"Okay, so they didn't tell you, if they knew." Dave stared up at the sun, trying to guess. The light looked about like what he was used to, where the sky was still whole. North light still was like what a color photographer would consider 5500° Kelvin, so the sun must be pretty hot. Hot enough to melt anything he knew about. "What's the melting point of this sky material?"
He never did manage to make Sather Garm understand what a melting point was. But he found that one of the solutions tried had been the bleeding of eleven certified virgins for seven days. When the blood was mixed with dragonfeathers and frogsdown and melded with a genuine philosopher's stone, they had used it to ink in the right path of the planets of a diagram.
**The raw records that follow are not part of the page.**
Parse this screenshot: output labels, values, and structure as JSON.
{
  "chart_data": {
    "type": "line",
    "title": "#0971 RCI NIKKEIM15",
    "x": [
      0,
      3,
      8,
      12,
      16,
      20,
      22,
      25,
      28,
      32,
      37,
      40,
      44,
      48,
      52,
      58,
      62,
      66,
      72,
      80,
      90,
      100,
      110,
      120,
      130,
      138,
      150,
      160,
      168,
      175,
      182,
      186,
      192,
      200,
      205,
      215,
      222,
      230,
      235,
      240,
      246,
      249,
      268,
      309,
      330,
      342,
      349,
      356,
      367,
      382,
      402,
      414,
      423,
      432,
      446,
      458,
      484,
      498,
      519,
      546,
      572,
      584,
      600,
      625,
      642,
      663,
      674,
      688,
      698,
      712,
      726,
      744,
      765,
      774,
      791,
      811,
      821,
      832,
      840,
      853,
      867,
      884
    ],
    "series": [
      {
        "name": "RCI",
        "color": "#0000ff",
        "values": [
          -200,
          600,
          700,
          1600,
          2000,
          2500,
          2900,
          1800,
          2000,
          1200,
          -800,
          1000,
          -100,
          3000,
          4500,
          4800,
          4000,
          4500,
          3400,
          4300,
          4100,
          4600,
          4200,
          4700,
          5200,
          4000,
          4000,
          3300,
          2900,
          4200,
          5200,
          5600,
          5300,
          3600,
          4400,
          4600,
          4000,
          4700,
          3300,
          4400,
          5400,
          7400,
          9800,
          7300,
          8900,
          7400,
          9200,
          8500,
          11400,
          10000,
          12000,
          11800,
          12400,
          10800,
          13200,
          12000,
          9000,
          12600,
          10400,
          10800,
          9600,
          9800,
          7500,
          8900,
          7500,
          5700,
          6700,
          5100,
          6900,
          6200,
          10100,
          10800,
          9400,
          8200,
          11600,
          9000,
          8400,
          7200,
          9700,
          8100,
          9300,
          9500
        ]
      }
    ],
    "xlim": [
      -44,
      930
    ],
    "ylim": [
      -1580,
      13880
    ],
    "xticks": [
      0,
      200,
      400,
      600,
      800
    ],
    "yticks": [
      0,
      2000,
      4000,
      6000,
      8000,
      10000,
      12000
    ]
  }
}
It had failed. The sky had cracked and a piece had fallen into the vessel of blood, killing a Sather who was less than two thousand years old.
"Two thousand?" Dave asked. "How old is Sather Karf?"
"None remembers truly. He has always been the Sather Karf—at least ten thousand years or more. To attain the art of a Sather is the work of a score of centuries, usually."
That Sather had been in sad shape, it seemed. No one had been able to revive him, though bringing the dead back to life when the body was reasonably intact was routine magic that even a sersa could perform. It was after that they'd begun conjuring back to Dave's world for all the other experts.
"All whose true names they could find, that is," Garm amended. "The Egyptian pyramid builder, the man who discovered your greatest science, dianetics, the great Cagliostro—and what a time we had finding his true name! I was assigned to the helping of one who had discovered the secrets of gravity and some strange magic which he termed relativity—though indeed it had little to do with kinship, but was a private mystery. But when he was persuaded by divers means to help us, he gave up after one week, declaring it beyond his powers. They were even planning what might best be done to chastise him when he discovered in some manner a book of elementary conjuration and did then devise some strange new formula from the elements with which magic he disappeared."
It was nice to know that Einstein had given up on the problem, Dave thought bitterly. As nice as the discovery that there was no fuel for the equipment here. He spent an hour rigging up a portable saw to use in attempting to cut off a smaller piece of the sky, and then saw the motor burn out when he switched it on. It turned out that all electricity here was d.c., conjured up by commanding the electrons in a wire to move in one direction, and completely useless with a.c. motors. It might have been useful for welding, but there was no electric torch.
"'Tis obviously not a thing of reason," Garm told him severely. "If the current in such a form moves first in one direction and then in the other, then it cancels out and is useless. No, you must be wrong."
As Dave remembered it, Tesla had been plagued by similar doubts from such men as Edison. He gave up and settled finally for one of the native welding torches, filled with a dozen angry salamanders. The flame or whatever it was had enough heat, but it was hard to control. By the time he learned to use it, night had fallen, and he was too tired to try anything more. He ate a solitary supper and went to sleep.
During the next three days he learned a few things the hard way, however. In spite of Garm's assurance that nothing could melt the sky, he found that his sample would melt slowly under the heat of the torch. In the liquid state, it was jet black, though it cooled back to complete transparency. It was also without weight when in liquid form—a fact he discovered when it began rising through the air and spattering over everything, including his bare skin. The burns were nasty, but somehow seemed to heal with remarkable speed. Sersa Garm was impressed by the discoveries, and went off to suck his thumbs and brood over the new knowledge, much to Dave's relief.